As much as I believe representation matters, I always remind young scientists that we shouldn’t focus too much on the fact that there are not enough of us but rather equip ourselves with the necessary skills to ensure that we drive true impact and change where science is concerned. Now, our core focus fuses the need for scientific and entrepreneurship skills to be maximized.
In climate change communications, we hear a lot about how humans are creating the problem, but we don’t often hear about how they are a part of the solution. How can we shift the narrative to spotlight solutions and increase the visibility of people’s actions to lower their carbon footprint?
There’s definitely a need for an integrated conversation between leaders and scientists. We need to understand the economic impacts of a zero-carbon footprint and environment. We need to have frank conversations on how to manage the associated risks.

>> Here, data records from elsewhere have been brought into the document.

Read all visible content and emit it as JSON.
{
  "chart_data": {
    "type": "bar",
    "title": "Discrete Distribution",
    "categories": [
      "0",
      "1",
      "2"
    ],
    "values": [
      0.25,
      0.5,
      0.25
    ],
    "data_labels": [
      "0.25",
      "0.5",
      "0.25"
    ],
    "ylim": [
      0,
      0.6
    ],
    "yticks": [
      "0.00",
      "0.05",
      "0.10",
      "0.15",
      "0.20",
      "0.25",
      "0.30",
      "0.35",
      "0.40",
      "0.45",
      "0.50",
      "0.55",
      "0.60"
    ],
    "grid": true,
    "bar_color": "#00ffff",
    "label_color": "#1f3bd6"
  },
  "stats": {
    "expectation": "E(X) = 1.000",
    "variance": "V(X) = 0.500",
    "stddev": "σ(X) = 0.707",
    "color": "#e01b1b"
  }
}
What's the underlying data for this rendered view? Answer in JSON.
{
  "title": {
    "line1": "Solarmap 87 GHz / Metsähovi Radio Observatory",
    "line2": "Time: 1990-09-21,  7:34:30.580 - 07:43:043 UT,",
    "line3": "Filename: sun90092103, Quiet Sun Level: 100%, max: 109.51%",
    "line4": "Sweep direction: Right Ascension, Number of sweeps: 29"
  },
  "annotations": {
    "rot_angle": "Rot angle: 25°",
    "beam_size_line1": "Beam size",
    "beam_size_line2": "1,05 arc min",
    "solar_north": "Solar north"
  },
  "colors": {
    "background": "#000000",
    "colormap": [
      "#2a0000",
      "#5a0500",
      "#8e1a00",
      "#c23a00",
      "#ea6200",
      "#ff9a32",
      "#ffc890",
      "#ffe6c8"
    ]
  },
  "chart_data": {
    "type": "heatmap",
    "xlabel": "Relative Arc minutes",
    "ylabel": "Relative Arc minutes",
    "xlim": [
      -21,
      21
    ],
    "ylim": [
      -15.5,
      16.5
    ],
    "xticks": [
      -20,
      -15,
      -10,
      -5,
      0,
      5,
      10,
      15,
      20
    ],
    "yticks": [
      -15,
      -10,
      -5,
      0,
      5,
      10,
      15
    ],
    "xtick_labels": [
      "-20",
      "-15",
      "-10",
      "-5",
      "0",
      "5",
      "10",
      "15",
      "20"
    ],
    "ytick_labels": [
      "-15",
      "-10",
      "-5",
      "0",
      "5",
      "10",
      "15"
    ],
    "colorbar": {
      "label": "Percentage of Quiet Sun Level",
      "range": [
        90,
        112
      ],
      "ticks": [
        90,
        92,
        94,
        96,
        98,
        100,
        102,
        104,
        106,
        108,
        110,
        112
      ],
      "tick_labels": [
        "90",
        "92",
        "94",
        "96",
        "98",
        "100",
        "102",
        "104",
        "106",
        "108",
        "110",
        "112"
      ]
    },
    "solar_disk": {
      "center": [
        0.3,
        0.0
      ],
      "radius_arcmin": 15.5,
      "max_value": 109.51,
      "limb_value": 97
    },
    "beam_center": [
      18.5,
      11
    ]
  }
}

A zero-carbon footprint could greatly assist the dire unemployment rate we face in South Africa. We could breed healthier environments and build a better future for the upcoming generations. However, we need to be able to have the logical conversation where we discuss and define what this means for Africa. Something I strongly believe in is that we also need to practice the culture of accountability.
As an African continent, what is our contribution towards carbon emissions and are we holding accountable those who are emitting more than us? We need to focus on accountability and reach agreements with governments to truly see change.
In my opinion, a tangible approach would most definitely see a better disaster management system in the country. This would highlight us not being in a situation where we are reacting to extreme weather events but rather, we are proactive.
This would need better data collection services, access to African data as well and training in technology and techniques that are currently being used on a global scale. Emerging researchers need to be able to detect upcoming climate and environmental shocks that could impact our communities.
One thing that I have been doing recently is expanding my access data in the scientific fields. Although access to this data from an African perspective is limited, it is a starting point and should be expanded for generations to come. Access to the correct data is extremely important as it allows you to predict and create scenarios of likely events that could happen which assist in detecting early warning signs of climate related shocks.
In 2020 you stated that “not enough” was being done for climate reporting in Africa which continues to reflect wrong ground realities. Do you still think this is the case and why?
I do. There is a dire need to increase the available data on climate reporting in Africa. We need to not only change the narrative that not enough is being done in Africa but bring to the forefront exactly what is being done. That is my mission.
With over 10 years of experience, Ms. Mcunu’s work in climate change advocacy and leadership in the development of women will live on eternally. We send our deepest condolences to her loved ones since her death in April 2022.